I especially never cared for Superman. Maybe it was because he's invincible, his only weakness being some stupid rock. Maybe it was because he was so in-your-face popular, it seemed like the cool counter-culture thing to do was to not like him. Or maybe it's just that whole "Truth, Justice, and the American Way" thing. It reminded me too much of Hulk Hogan's "Say your prayers and take your vitamins" super baby-faced advice to all "the little Hulkamaniacs". I instinctually fled from the overly moralistic slogans that just seemed uncool in every way imaginable.

I tried to get hyped for the Man of Steel movie, I really did. I went the Sunday before to Sears and got their Special Edition All-Star Superman #1. I went on Comic Book Wednesday and bought the new Superman Unchained #1 and got the FCBD Special Edition All-Star Superman #1 (which is the exact same book as the Sears one, just with a different cover). Everyone else was excited about it. Wal-mart, of course, cashed in. Even some conspiracy theorists were using Superman as analogy for the NSA.

Superman Unchained #1 was pretty cool. I learned some neat things about Superman I hadn't really known before, like that his cells could get overloaded with solar energy and maybe explode and kill him. It also had the super gimmicky but kinda awesome fold out poster that was part of the story. I'm not sure if this made it worth the extra dollar on the cover price, but Jim Lee gets an A for effort.

So I went and saw Man of Steel the Saturday of opening weekend in a sold out theater. To sum it up, in a word: meh. It was alright. They had some big over-the-top fight scenes between Kal-El and General Zod and a couple of his commanders, a la Goku vs Frieza or Neo vs Agent Smith. But I've seen all of that before. How did General Zod and his cronies get on par with Superman, anyway? I also learned some more interesting science-fictiony stuff about Superman, which was kind of cool.

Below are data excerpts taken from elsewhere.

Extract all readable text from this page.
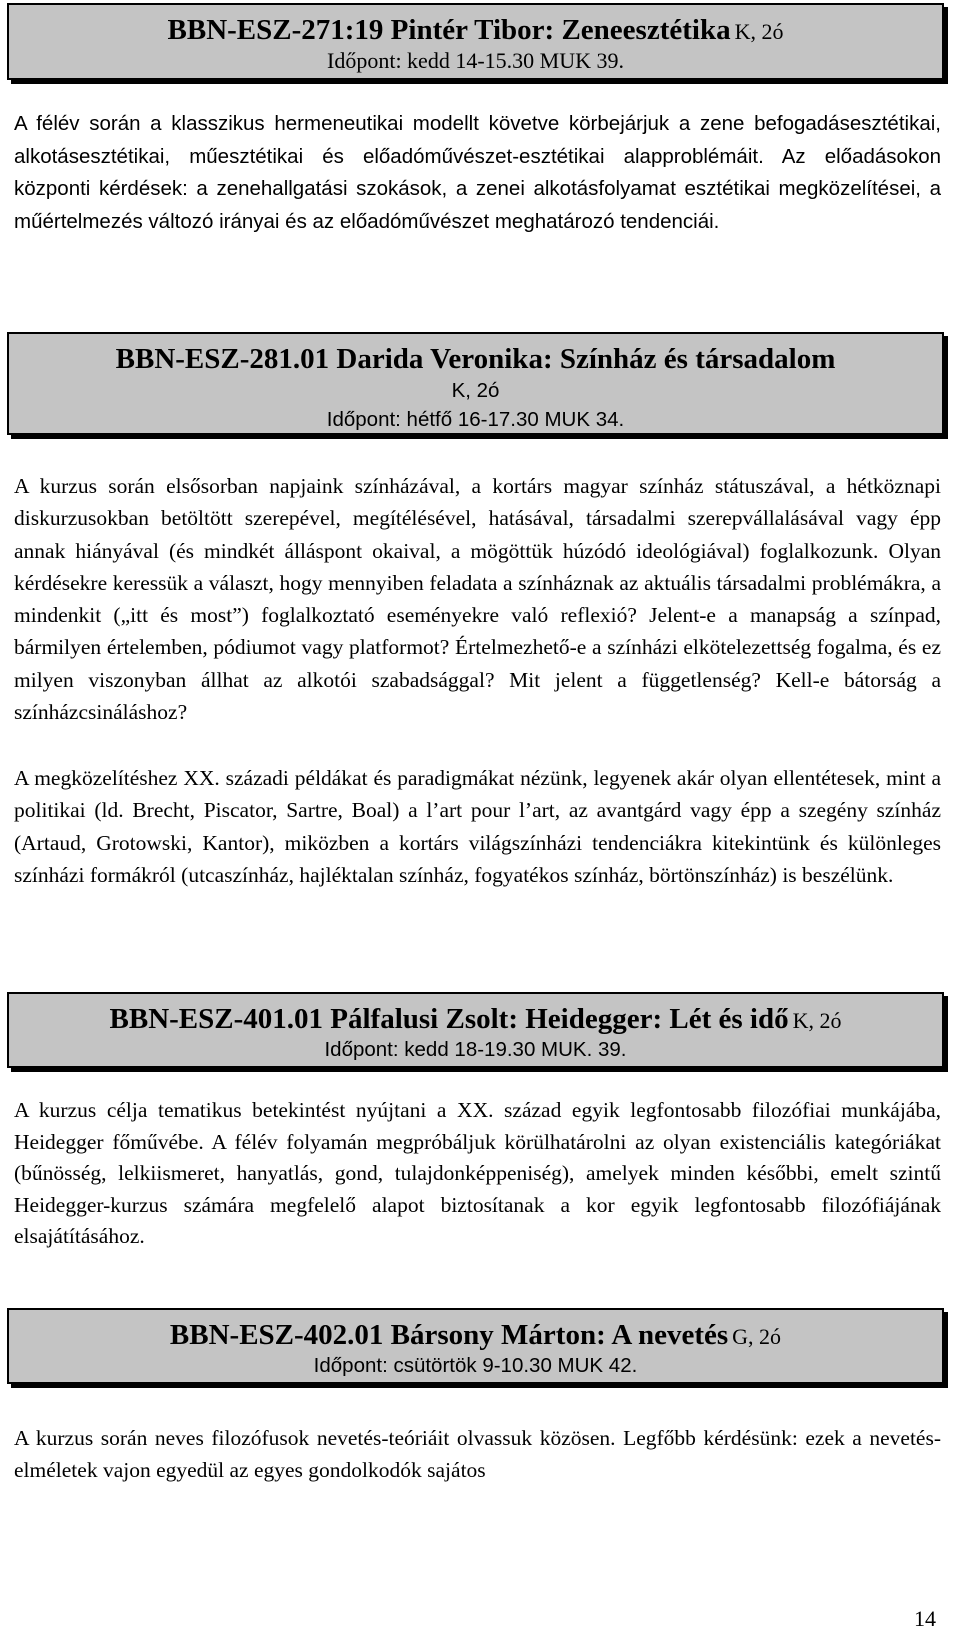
BBN-ESZ-271:19 Pintér Tibor: Zeneesztétika K, 2ó
Időpont: kedd 14-15.30 MUK 39.

A félév során a klasszikus hermeneutikai modellt követve körbejárjuk a zene befogadásesztétikai, alkotásesztétikai, műesztétikai és előadóművészet-esztétikai alapproblémáit. Az előadásokon központi kérdések: a zenehallgatási szokások, a zenei alkotásfolyamat esztétikai megközelítései, a műértelmezés változó irányai és az előadóművészet meghatározó tendenciái.

BBN-ESZ-281.01 Darida Veronika: Színház és társadalom
K, 2ó
Időpont: hétfő 16-17.30 MUK 34.

A kurzus során elsősorban napjaink színházával, a kortárs magyar színház státuszával, a hétköznapi diskurzusokban betöltött szerepével, megítélésével, hatásával, társadalmi szerepvállalásával vagy épp annak hiányával (és mindkét álláspont okaival, a mögöttük húzódó ideológiával) foglalkozunk. Olyan kérdésekre keressük a választ, hogy mennyiben feladata a színháznak az aktuális társadalmi problémákra, a mindenkit („itt és most”) foglalkoztató eseményekre való reflexió? Jelent-e a manapság a színpad, bármilyen értelemben, pódiumot vagy platformot? Értelmezhető-e a színházi elkötelezettség fogalma, és ez milyen viszonyban állhat az alkotói szabadsággal? Mit jelent a függetlenség? Kell-e bátorság a színházcsináláshoz?

A megközelítéshez XX. századi példákat és paradigmákat nézünk, legyenek akár olyan ellentétesek, mint a politikai (ld. Brecht, Piscator, Sartre, Boal) a l’art pour l’art, az avantgárd vagy épp a szegény színház (Artaud, Grotowski, Kantor), miközben a kortárs világszínházi tendenciákra kitekintünk és különleges színházi formákról (utcaszínház, hajléktalan színház, fogyatékos színház, börtönszínház) is beszélünk.

BBN-ESZ-401.01 Pálfalusi Zsolt: Heidegger: Lét és idő K, 2ó
Időpont: kedd 18-19.30 MUK. 39.

A kurzus célja tematikus betekintést nyújtani a XX. század egyik legfontosabb filozófiai munkájába, Heidegger főművébe. A félév folyamán megpróbáljuk körülhatárolni az olyan existenciális kategóriákat (bűnösség, lelkiismeret, hanyatlás, gond, tulajdonképpeniség), amelyek minden későbbi, emelt szintű Heidegger-kurzus számára megfelelő alapot biztosítanak a kor egyik legfontosabb filozófiájának elsajátításához.

BBN-ESZ-402.01 Bársony Márton: A nevetés G, 2ó
Időpont: csütörtök 9-10.30 MUK 42.

A kurzus során neves filozófusok nevetés-teóriáit olvassuk közösen. Legfőbb kérdésünk: ezek a nevetés-elméletek vajon egyedül az egyes gondolkodók sajátos

14
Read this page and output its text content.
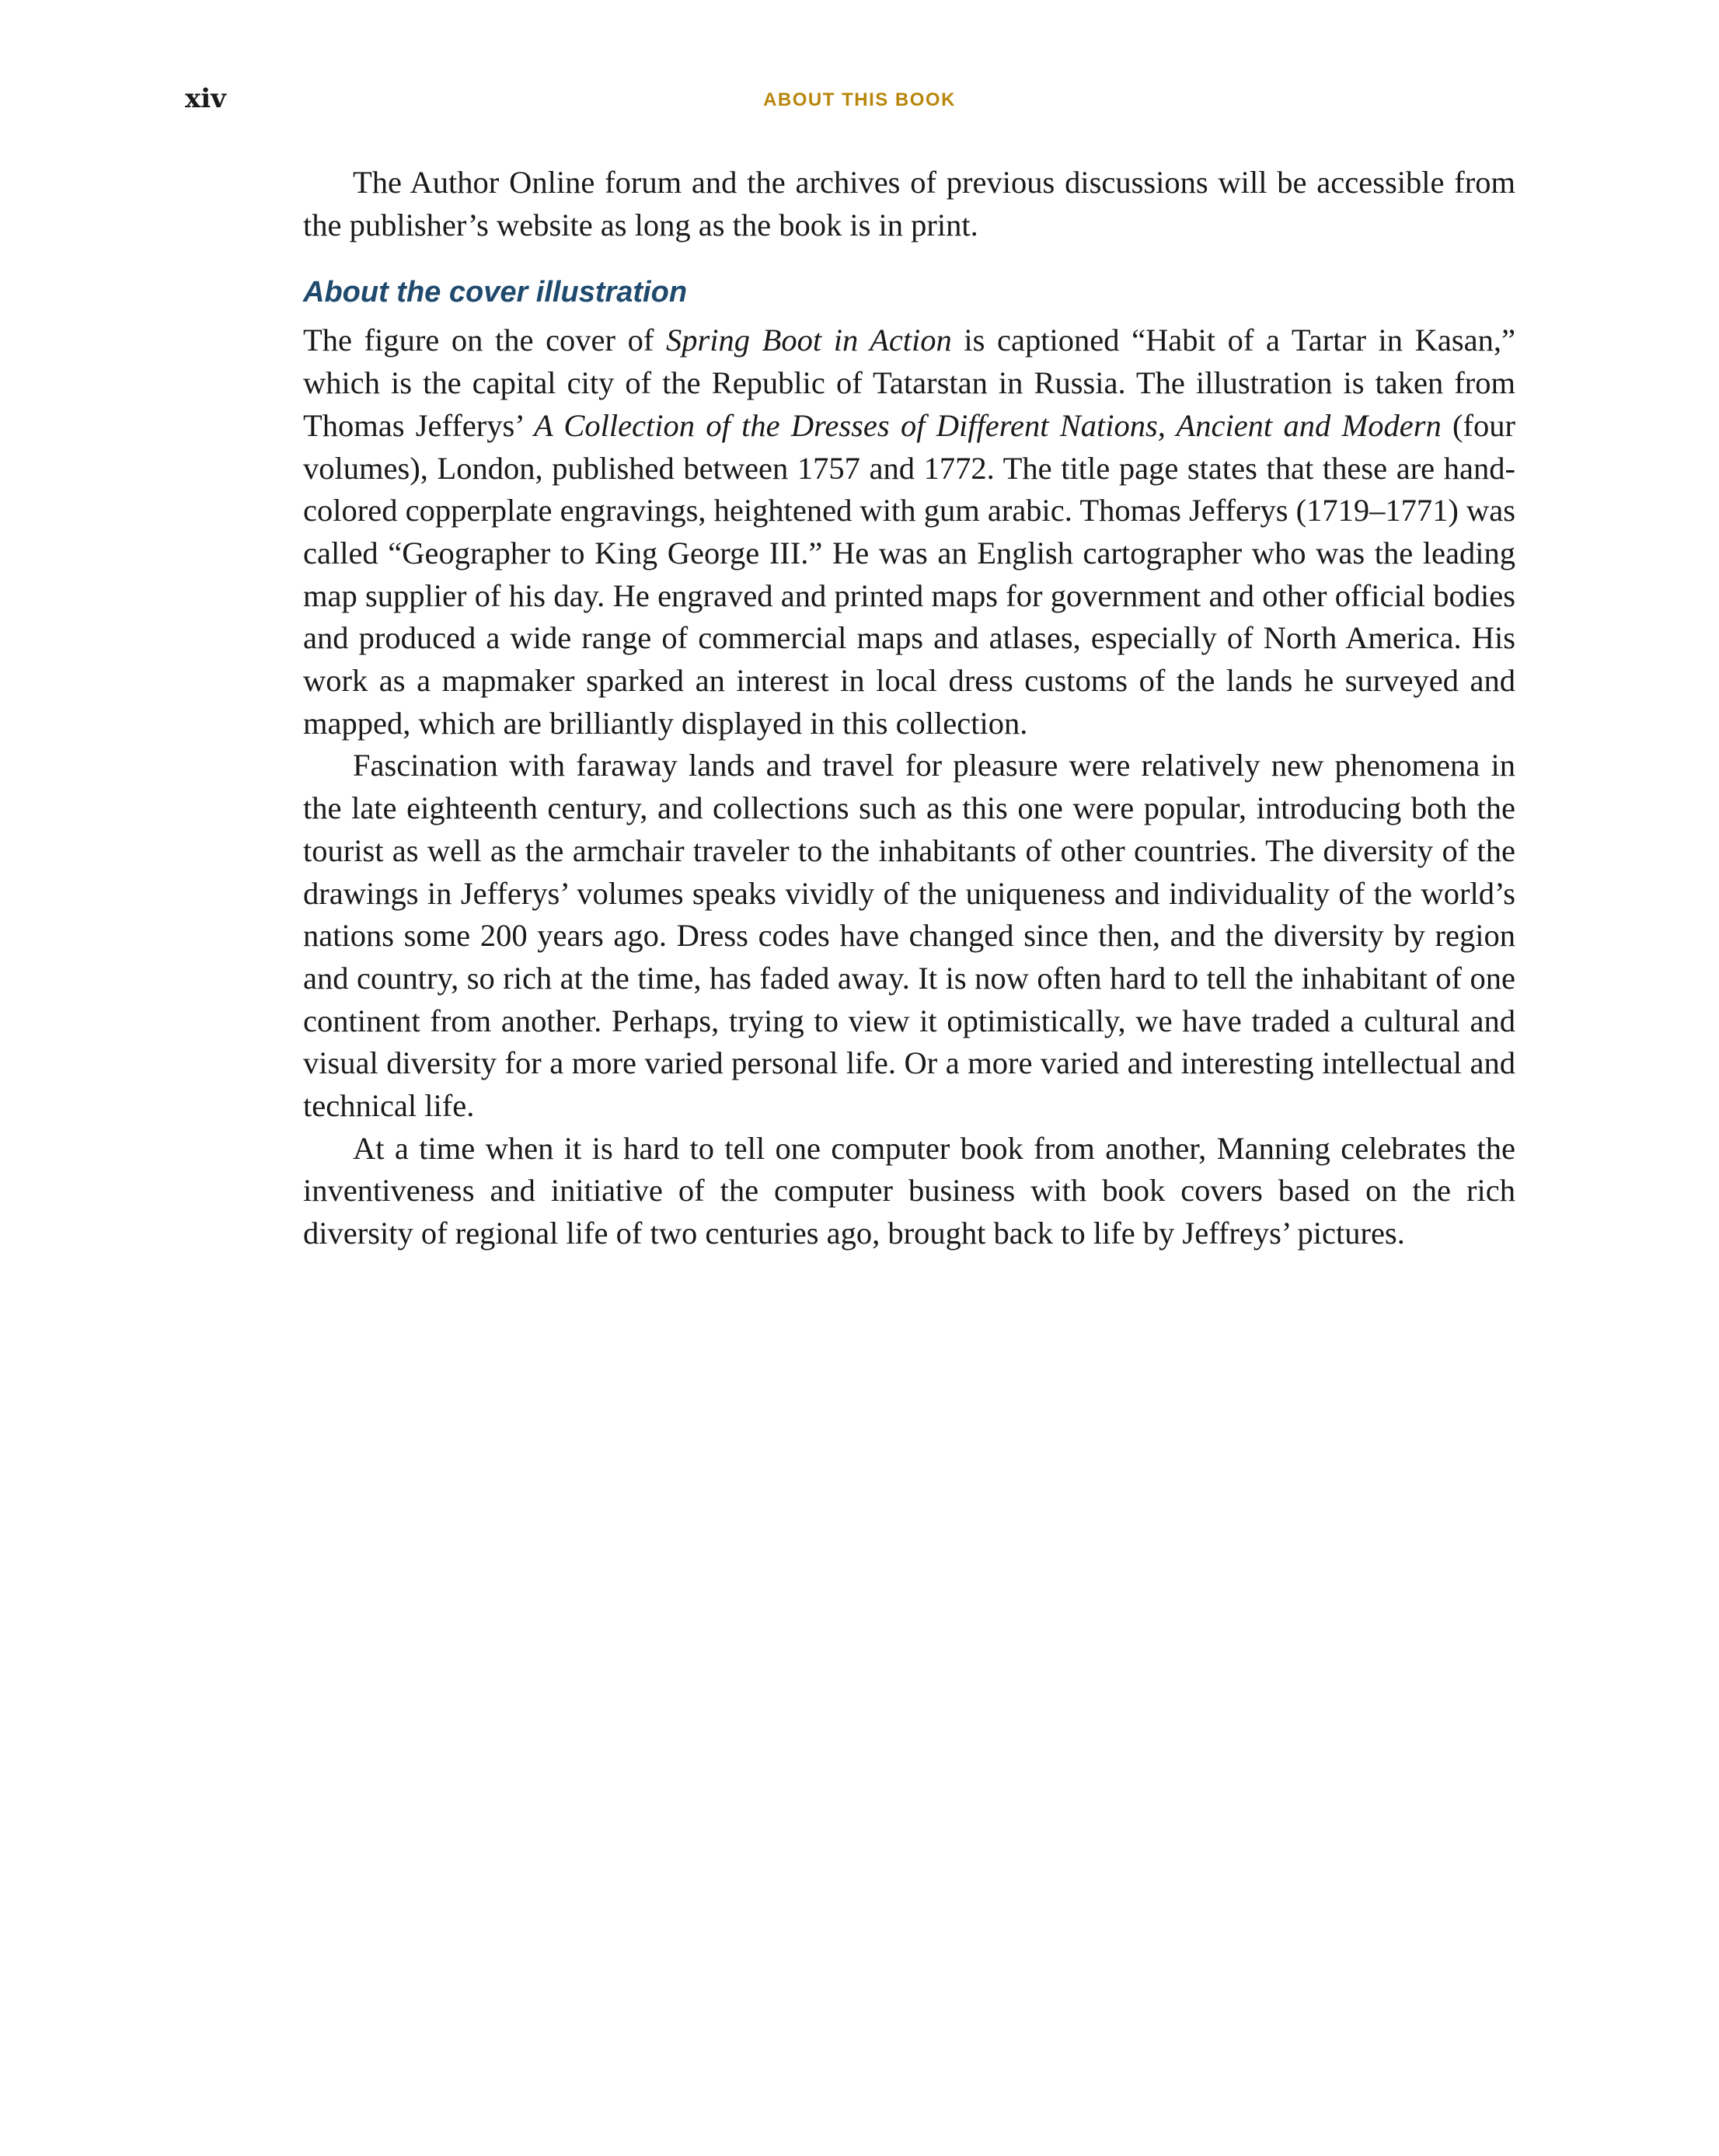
xiv	ABOUT THIS BOOK

The Author Online forum and the archives of previous discussions will be accessible from the publisher’s website as long as the book is in print.

About the cover illustration

The figure on the cover of Spring Boot in Action is captioned “Habit of a Tartar in Kasan,” which is the capital city of the Republic of Tatarstan in Russia. The illustration is taken from Thomas Jefferys’ A Collection of the Dresses of Different Nations, Ancient and Modern (four volumes), London, published between 1757 and 1772. The title page states that these are hand-colored copperplate engravings, heightened with gum arabic. Thomas Jefferys (1719–1771) was called “Geographer to King George III.” He was an English cartographer who was the leading map supplier of his day. He engraved and printed maps for government and other official bodies and produced a wide range of commercial maps and atlases, especially of North America. His work as a mapmaker sparked an interest in local dress customs of the lands he surveyed and mapped, which are brilliantly displayed in this collection.

Fascination with faraway lands and travel for pleasure were relatively new phenomena in the late eighteenth century, and collections such as this one were popular, introducing both the tourist as well as the armchair traveler to the inhabitants of other countries. The diversity of the drawings in Jefferys’ volumes speaks vividly of the uniqueness and individuality of the world’s nations some 200 years ago. Dress codes have changed since then, and the diversity by region and country, so rich at the time, has faded away. It is now often hard to tell the inhabitant of one continent from another. Perhaps, trying to view it optimistically, we have traded a cultural and visual diversity for a more varied personal life. Or a more varied and interesting intellectual and technical life.

At a time when it is hard to tell one computer book from another, Manning celebrates the inventiveness and initiative of the computer business with book covers based on the rich diversity of regional life of two centuries ago, brought back to life by Jeffreys’ pictures.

Now his one weakness isn't just Kryptonite, but even being exposed to a Kryptonian atmosphere drains him of his powers. I like how when he first learned to fly, he started out jumping, and then kinda willed himself up into the air, just because he felt like it. I also liked the first part where they showed some of the politics on Krypton. But, really, it was just another superhero origins tale, interspersed with a lot of lens flairs, hairy chests, and ways to avoid calling him Superman.

I think the real problem was that it was a superhero movie for grown-ups. I use my four-year-old son as a litmus test. He can sit in his room and quietly watch The Amazing Spider-Man or The Avengers over and over, non-stop, all day. But I took him with me to Man of Steel and he was squirming through the whole thing. I've heard it said that this Man of Steel movie was to begin a new cycle of bright superheroes over dark ones and jump start the whole comics industry, possibly even ushering in a second Golden Age of comic books (see Grant Morrison's take on Iain Spence's Sekhmet Hypothesis). But if Man of Steel couldn't hold the attention of my four-year-old, I seriously doubt it will be remembered in the annals of comic book history as anything more than another Superman reboot movie.